Fails with a UrlFormationError only when the URL cannot be formed; a genuine write fault (a non-2xx, non-409 status) is the PublishError that publishArtifact reports.

Assemble the npm publish document for one version from its verified tarball bytes — the serialised body publishRequest (hence publishArtifact) PUTs to /{pkg}.

The document is the npm PUT /{pkg} shape: the package name and a single-version versions map carrying the version manifest (name, version, and a dist with the integrity digests), dist-tags.latest pointed at that version, and the tarball itself base64-encoded under _attachments with its byte length. A managed npm registry (CodeArtifact, Artifact Registry, Verdaccio) recomputes the served dist.tarball location from the attachment, so the location is not carried.

The integrity digests written into dist are the caller's — the worker passes the serve-time-admitted digests it has already verified the bytes against — so the published manifest's integrity matches exactly the bytes attached. The tarball length is taken from the actual byte count, never a caller-declared size, so the attachment can never disagree with its own bytes.
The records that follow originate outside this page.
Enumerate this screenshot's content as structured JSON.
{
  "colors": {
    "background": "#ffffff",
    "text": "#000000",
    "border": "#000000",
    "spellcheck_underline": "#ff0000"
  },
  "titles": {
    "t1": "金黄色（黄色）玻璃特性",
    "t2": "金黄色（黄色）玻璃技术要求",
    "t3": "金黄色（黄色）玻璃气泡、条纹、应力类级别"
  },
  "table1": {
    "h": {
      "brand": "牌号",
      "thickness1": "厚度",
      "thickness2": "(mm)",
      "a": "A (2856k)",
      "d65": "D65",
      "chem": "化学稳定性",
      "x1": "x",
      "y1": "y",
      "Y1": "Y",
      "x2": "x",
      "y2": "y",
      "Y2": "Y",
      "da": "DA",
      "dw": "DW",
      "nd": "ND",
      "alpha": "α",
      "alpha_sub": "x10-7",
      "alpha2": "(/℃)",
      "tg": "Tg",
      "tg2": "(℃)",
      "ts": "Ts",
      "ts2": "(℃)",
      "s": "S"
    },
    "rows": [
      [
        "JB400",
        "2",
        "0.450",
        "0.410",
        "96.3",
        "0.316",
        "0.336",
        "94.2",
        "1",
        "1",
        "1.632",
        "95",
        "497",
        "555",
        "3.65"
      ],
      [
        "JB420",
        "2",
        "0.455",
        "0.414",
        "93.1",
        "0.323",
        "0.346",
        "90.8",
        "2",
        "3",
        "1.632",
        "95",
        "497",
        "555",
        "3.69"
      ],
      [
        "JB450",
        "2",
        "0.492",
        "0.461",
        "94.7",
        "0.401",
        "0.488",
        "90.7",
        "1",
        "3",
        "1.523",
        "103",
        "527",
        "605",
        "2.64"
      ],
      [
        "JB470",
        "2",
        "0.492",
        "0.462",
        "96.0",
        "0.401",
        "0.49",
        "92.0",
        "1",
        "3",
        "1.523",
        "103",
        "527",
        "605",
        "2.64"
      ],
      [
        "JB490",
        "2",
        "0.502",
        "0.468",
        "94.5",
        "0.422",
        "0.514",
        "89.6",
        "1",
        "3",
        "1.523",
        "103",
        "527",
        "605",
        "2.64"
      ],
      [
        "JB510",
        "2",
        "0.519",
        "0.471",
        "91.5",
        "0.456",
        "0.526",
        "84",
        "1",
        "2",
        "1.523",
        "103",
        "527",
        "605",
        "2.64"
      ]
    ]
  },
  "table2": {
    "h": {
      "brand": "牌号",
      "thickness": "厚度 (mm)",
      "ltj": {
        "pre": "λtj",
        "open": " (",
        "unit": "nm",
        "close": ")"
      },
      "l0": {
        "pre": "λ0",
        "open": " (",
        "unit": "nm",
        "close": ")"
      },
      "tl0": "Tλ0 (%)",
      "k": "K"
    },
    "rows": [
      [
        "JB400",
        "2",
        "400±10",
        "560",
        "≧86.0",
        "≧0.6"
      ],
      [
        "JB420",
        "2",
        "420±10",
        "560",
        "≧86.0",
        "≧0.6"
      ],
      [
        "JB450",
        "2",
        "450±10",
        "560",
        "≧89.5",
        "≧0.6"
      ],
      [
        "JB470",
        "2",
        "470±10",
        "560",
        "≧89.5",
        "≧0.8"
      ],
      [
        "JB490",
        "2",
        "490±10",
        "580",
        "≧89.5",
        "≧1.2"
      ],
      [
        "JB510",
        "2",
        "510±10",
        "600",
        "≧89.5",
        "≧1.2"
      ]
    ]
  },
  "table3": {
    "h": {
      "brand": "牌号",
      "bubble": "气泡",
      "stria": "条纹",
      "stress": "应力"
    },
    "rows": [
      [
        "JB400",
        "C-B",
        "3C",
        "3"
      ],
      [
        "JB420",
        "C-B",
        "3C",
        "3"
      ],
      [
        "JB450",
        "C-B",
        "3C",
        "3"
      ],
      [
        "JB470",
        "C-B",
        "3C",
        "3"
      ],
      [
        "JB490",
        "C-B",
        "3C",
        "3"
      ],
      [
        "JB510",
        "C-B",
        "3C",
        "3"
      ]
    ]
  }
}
This is the inverse of the read-side decode in Ecluse.Registry.Npm.Wire, which deliberately does not model _attachments: it is constructed only here, for the write.

Fetch a package's metadata in the requested MetadataForm, relaying any conditional-GET Validators. The bounded-read fetch used by the handle's fetchMetadata; the request pipeline calls this directly when it needs the full packument or wants to revalidate against an ETag.

The body is read chunk-by-chunk through boundedRead against the config's npmLimits, not buffered whole: a hostile or compromised upstream returning a body larger than maxBodyBytes is aborted fail-closed rather than exhausting memory (security.md invariant 4). A body within budget is returned whole (the metadata path projects the entire document); artifacts are the separate streaming concern, not bounded here. The request's Accept-Encoding: gzip still applies — http-client decompresses transparently under withResponse exactly as under httpLbs, so the cap bounds the decompressed bytes the proxy actually retains.

A body-size breach surfaces as a typed ResponseBoundExceeded exception carrying the LimitError, so the request pipeline's tryAny degrades the contribution to nothing — the fail-closed parse-failure path — rather than the projection layer ever seeing a truncated body. A request-building failure (an unformable URL) likewise surfaces as a typed UrlFormationError exception rather than a silent success: a misconfigured base URL is a programming/config fault on the read path, not a per-response condition the projection layer reports. (The write path instead returns an unformable URL as a PublishFault value, where the worker must choose retry vs. drop.)

Raised when an upstream metadata body breaches a Limits ceiling: the body-size guard here, or — surfaced through the same type by the serve pipeline — the version-count or nesting-depth guard.

Carries the LimitError (which ceiling, the observed value, and the cap), so the breach is diagnosable rather than collapsing into an opaque failure: the serve path logs it at the breach point before degrading the contribution to nothing. It is thrown fail-closed (never a truncated or partial body), so it surfaces to the fetch caller exactly as a parse failure would — the request pipeline's tryAny treats it as a degraded (missing) contribution.